沖縄タイムス「時事こらむ」2005年02月26日

説明責任という考え方

いつの頃からか「説明責任」という言葉がよく使われるようになった。「説明」も「責任」も分かりやすい言葉だから、説明責任という概念も「要するにキチンと説明して相手に納得してもらうことだ」と理解されやすいが、本来の意味、つまりアカウンタビリティーの概念とは少し違う。

大きな組織が何か仕事をするときには、当然に多額の費用を必要とする。ましてそれが新しいプロジェクトであれば、うまくいくかどうかがよくわからないから、これだけのお金をつぎ込んでそれに見合う成果が出るのか、ということは慎重に検討される。言い方を変えると、不確実性リスクと便益のバランスを考えるということだ。

支出してもよいかどうか(アカウンタブルか否か)を総合的に考慮し行くかやめるかを決める判断が、歳出に際して必要とされる「説明」であって、決して相手の情に訴えて納得してもらえばよいといった情緒的な概念ではない。あくまでもオカネの使い方として妥当かどうかを問うものだ。その基準は効率性であったり、有効性であったり、あるいは緊急性であったりはするだろう。場合によっては「均衡ある発展」のような公平性を重視した判断もある。

企業の場合、それは売り上げであったり、シェアであったり、利益率であったりあるいは企業イメージ形成であるといった把握しやすい結果で判断される。プロジェクトは、将来の売り上げを見込んだ借金や、過去の利益の蓄積から賄い、つまりは消費者が負担する。また百発百中でなくとも会社トータルで利益が上がればよいわけだから、野球に喩えれば、三振を恐れてバットを振らないよりも、三回に一回大当たりをすればそれでヨシということもある。

しかし政府部門のプロジェクトに必要なお金は結局税金によって賄われる。補助金・交付金・地方税は現在の国民が、国債や地方債は未来の国民が負担している。だから、公共部門の説明責任は全国民を対象にする分だけ企業における説明責任よりも厳しくなければならない。

また企業と違って、機会ロスを避けるためにトータルで得になっているなら個別の案件でムダもやむを得ないという話にはならない。この点でも公共部門に求められる説明責任は重いのである。

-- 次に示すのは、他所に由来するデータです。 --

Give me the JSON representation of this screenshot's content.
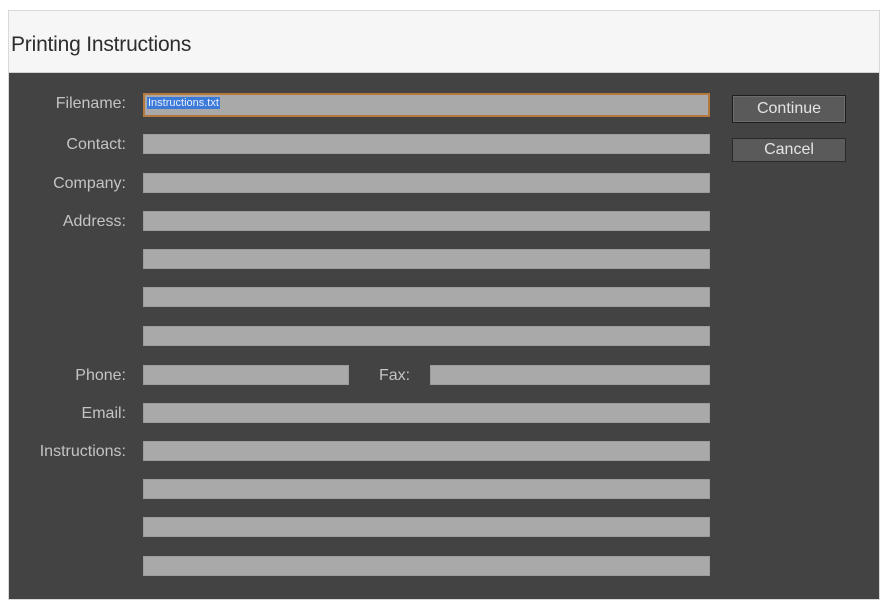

もちろん、政策や事業を計画する公務員も神ならぬ人間だから、間違えること、トレンドを読み違えることはある。そのために、政策評価という制度を整備して、事を実施している最中であっても進捗がはかばかしくないならそれは何か計画に無理があるから再考する(あるいは止める)という仕組みがなければならない。つまり間違いは小さいうちに摘み、より大きなロスを避けるということだ。

今回辺野古の従来案が事実上撤回された案件について考えたのは、役所においては通常、やかましく言われるはずの進行管理が全く機能していないのはなぜだろう、ということだった。進行管理は歳出額と事業自体の進捗の双方を見ることで、正しく立てられたハズの計画が正常に動いているかをチェックする。もし異常があれば、計画か進展のいずれかまたは双方に問題があったということだ。

たとえそれが安全保障のような「高度な国益」に関することであったとしても、私は政策の合理性を追求する諸手段の適用に「聖域」があってはならない。むしろ、通常の政策判断プロセスに耐えられるようなものでなければ着手するべきでないと私は思っている。